Is it eventually possible to free yourself from this stigma? As Marina Dias, lawyer and executive director of the Institute for the Defense of the Right to Defense (IDDD): “The stigma remains, it is very difficult to block this information, so unfortunately it is something that ends up tormenting the graduate, often for the rest of his life”. Even with the Criminal Rehabilitation process - which makes the criminal records of those who have already served their sentence confidential to the civil sphere -, there are still occurrences of access to this information by entities that do not concern the judicial sphere. “That's why we need to reflect on this machine for crushing people that is the prison system”, he adds.
Finally, the discussion on cultural policy aimed at the population deprived of liberty necessarily goes through the social counterpart once these individuals have served their sentence and returned to freedom, so that they are not denied the possibility of also enjoying the economic dimension of culture. Thus, the most immediate and tangible reflection is that agents in the art world must be charged, if not an involvement, at least an interest in artists who are passing through or who have already passed through the prison system.

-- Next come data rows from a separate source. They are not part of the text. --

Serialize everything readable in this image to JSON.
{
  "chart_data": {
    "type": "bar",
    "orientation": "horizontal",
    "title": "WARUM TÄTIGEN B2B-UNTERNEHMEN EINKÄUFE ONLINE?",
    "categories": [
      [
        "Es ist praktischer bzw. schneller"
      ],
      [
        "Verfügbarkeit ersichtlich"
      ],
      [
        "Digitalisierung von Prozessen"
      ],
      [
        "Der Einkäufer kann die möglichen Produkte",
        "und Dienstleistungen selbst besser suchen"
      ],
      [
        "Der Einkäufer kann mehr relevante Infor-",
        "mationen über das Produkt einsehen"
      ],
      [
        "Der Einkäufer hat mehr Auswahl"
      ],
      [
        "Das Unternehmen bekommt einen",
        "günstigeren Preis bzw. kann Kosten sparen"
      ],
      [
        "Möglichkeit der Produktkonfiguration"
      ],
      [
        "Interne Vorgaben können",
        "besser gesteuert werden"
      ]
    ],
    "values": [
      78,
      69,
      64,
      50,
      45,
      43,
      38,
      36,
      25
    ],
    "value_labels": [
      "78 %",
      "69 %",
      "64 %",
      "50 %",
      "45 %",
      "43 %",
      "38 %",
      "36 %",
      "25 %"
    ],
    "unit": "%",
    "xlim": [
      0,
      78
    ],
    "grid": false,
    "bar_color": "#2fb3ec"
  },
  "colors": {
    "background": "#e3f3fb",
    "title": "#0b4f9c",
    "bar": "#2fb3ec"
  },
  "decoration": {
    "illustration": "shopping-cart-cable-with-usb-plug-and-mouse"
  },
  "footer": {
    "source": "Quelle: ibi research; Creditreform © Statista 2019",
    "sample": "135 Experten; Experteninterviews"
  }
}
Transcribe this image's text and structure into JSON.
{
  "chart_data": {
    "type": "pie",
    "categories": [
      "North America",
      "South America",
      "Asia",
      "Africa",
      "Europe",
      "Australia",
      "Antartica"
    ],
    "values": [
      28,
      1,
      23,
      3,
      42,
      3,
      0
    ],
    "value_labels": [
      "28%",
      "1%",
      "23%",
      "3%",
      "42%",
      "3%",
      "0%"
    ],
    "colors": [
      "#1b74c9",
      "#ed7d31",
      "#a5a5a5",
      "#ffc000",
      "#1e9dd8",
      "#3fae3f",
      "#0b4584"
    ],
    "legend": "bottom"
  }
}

In a survey carried out by the report, 42 art galleries that participate in the largest national fairs were asked if they could point out emerging artists, represented by them and/or who had already exhibited or sold works at the gallery: 80% responded that they did not recognize artists with such a trajectory or not being aware of such a history among the artists represented and/or whose works had already been sold by the gallery, while 20% did not provide an answer on the question.
Although no direct relationship is made between this absence and the ills of the stigma imposed on the ex-prisoners, it is opportune to question whether it is not past time for the market and institutions to begin an active search for artists released from the prison system or to facilitate their inclusion in the same. spaces.